Témoignage de guérison de Sylvie : RCH / maladie de Crohn


Interview de Sylvie Wibaut pour Bonheur en Fleur - Manon Touati.


Manon Touati est Praticienne en Nutrition et Diététique, Conseillère en Micronutrition, Phytothérapie et Aromathérapie, Praticienne en Réflexologie - Énergétique chinoise, Psychomotricienne D.E. spécialisée dans les maladies chroniques (mémoire de recherche sur la maladie de Crohn) et future Naturopathe. Régénération personnelle de la maladie de Crohn et d'une thyroïdite d'Hashimoto.


Toute l'histoire de Manon à découvrir ici.






Bonjour Sylvie, peux-tu te présenter en quelques mots ? Bonjour Manon, je suis une illustratrice française, j’ai passé mon enfance à Zurich en Suisse, puis 7 ans a Paris pour mes études, et je vis à Genève avec mon fiston de 5 ans. J’ai une RCH résistante depuis mes 21 ans, et je porte une iléostomie depuis 3 ans. ​ Depuis combien de temps as-tu la maladie de Crohn ? J’ai été diagnostiquée il a bientôt 23 ans. On m’a diagnostiqué d’abord un Crohn, puis une RCH. J’ai été malade pendant 8 ans, cortico-dépendante, sous immunosuppresseurs, j’ai aussi eu une pancréatite qui m’a valu 2 mois de jeûne complet (mon premier jeûne! 😅), et une hépatite médicamenteuse. Mon frère est malade lui aussi, il a la maladie de Crohn depuis l’âge de 14 ans, et une cholangite sclérosante. ​ Penses-tu savoir si des éléments de ton environnement ont pu t'amener à développer cette maladie ? Y vois-tu aussi une origine génétique ? Ma maladie a pour moi clairement 3 origines : ​


  • Le facteur génétique est indéniable, mon frère est malade lui aussi et je sais à quel point c’est souvent le cas au sein d’une même famille.

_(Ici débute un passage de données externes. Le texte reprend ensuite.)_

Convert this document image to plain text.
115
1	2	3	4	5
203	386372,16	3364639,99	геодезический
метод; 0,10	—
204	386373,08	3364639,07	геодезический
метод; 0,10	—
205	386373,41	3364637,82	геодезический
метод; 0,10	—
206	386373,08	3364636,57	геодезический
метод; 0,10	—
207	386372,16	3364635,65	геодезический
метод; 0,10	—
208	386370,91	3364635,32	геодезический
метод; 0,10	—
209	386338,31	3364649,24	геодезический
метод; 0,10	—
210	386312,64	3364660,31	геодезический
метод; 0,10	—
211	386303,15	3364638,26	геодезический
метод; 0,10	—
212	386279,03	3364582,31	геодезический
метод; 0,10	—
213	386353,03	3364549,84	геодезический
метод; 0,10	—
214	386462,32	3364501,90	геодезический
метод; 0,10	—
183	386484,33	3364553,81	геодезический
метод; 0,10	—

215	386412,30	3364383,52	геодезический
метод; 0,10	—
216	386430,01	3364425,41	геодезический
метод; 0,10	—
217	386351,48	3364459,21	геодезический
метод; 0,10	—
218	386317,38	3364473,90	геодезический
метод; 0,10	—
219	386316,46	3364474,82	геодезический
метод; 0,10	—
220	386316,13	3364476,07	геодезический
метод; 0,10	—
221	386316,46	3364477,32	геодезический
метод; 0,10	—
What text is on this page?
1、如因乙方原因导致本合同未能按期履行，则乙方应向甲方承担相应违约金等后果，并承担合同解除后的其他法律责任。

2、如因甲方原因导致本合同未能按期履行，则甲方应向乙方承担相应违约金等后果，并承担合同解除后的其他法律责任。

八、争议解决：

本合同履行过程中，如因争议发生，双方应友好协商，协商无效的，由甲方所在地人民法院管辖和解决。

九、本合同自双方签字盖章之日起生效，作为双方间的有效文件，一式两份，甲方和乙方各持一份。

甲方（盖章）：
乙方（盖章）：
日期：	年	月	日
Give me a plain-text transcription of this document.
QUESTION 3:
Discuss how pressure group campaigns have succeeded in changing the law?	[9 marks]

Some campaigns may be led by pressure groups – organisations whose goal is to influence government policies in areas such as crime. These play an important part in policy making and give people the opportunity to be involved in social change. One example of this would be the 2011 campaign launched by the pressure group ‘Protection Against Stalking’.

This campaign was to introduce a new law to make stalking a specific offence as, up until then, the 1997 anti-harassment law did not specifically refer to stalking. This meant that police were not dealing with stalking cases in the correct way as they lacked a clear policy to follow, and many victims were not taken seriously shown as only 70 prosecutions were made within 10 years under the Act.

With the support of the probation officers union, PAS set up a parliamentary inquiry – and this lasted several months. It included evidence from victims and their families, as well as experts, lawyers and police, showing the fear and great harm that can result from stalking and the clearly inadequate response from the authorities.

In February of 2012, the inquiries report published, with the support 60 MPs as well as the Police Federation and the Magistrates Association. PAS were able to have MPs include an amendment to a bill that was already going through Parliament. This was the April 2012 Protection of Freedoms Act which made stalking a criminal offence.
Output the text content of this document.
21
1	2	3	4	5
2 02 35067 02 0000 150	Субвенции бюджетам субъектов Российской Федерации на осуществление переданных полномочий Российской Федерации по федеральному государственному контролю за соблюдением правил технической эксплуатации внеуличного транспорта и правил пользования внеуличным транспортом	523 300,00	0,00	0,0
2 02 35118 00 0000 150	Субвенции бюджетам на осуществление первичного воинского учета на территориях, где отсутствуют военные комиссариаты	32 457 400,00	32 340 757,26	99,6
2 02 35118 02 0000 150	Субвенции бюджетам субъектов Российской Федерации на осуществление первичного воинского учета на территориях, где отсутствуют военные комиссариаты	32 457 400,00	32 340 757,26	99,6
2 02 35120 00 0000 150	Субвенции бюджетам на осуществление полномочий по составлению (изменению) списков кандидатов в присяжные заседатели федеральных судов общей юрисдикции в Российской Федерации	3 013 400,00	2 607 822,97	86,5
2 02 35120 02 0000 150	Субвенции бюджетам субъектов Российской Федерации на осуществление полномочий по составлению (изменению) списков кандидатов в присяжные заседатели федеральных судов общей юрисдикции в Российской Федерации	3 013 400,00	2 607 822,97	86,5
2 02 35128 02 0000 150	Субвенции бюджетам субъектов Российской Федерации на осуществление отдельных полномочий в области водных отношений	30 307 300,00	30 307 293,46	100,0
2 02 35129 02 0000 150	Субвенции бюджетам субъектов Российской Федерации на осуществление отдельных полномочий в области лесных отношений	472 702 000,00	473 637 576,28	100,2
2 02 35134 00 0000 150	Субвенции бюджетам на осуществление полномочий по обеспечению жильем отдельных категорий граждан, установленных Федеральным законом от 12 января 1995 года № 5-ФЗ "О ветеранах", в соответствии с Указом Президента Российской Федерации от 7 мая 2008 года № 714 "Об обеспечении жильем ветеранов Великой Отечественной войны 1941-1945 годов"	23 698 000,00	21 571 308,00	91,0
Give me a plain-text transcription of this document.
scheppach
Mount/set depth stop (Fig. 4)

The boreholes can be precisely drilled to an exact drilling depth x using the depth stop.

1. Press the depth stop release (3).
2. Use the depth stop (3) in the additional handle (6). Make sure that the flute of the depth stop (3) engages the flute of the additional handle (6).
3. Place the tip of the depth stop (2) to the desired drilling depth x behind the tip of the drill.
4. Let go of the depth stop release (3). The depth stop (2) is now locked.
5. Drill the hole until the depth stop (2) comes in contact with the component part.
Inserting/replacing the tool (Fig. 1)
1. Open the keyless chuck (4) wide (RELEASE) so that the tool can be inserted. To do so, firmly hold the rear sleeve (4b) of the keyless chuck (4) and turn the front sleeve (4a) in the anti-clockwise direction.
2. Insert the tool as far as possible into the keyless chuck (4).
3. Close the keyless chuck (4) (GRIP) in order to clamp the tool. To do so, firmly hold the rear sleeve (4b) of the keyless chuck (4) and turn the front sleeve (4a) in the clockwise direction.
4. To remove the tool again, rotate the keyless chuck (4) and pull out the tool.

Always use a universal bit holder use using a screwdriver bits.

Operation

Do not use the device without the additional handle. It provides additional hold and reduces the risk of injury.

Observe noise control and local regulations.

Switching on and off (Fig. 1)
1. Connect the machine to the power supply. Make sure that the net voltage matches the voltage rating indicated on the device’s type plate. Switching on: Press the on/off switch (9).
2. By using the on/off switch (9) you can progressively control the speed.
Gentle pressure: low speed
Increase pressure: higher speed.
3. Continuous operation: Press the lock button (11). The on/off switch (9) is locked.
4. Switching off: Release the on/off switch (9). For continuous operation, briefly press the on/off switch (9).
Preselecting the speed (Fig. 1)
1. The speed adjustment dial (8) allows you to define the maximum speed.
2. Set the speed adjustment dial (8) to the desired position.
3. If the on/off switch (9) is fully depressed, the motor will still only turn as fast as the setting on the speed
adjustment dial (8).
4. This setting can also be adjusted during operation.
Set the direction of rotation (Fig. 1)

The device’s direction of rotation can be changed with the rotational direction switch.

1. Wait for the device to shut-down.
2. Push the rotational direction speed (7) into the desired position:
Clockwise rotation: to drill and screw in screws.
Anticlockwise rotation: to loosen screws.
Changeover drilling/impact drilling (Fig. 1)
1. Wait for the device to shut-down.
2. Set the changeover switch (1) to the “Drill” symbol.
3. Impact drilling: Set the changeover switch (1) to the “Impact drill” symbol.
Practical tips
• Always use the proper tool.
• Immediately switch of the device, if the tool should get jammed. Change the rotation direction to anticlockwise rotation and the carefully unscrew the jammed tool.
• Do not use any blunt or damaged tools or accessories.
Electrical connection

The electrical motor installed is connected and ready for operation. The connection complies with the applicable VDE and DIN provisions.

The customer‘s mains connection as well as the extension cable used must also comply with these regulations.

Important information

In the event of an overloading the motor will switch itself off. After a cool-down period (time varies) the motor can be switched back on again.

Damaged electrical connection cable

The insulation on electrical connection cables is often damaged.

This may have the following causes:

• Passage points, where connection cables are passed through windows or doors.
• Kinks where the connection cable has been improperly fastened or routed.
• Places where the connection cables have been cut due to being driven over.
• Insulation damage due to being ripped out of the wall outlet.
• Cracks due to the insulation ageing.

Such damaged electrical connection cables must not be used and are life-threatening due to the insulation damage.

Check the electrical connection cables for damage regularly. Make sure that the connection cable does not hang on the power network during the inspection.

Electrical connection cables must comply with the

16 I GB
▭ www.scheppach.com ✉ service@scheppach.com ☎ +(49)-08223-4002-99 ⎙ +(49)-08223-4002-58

  • Le facteur émotionnel a été pour moi le facteur déclencheur. J’ai du faire face à un choc émotionnel et un chaos familial intense pendant plusieurs années et c’est à ce moment là que je suis tombée malade, tout comme mon petit frère.

  • Le facteur environnemental est le facteur d’entretien. Il a clairement nourri le mal depuis la petite enfance, voire même In utero. J’ai absorbé les métaux lourds de ma mère, j’ai bu du lait quotidiennement parce que “j’avais besoin de calcium pour grandir”, causant des nausées épouvantables aussi loin que mes souvenirs remontent ; j’ai aussi mangé des biscuits et des beignets dégoulinants de Nutella sur la plage. Mes parents nous ont nourris plutôt “sainement” avec pas mal de légumes notamment en pensant bien faire, mais à une époque d’industrialisation éhontée et à des années lumières de la tendance bio qui émerge aujourd’hui.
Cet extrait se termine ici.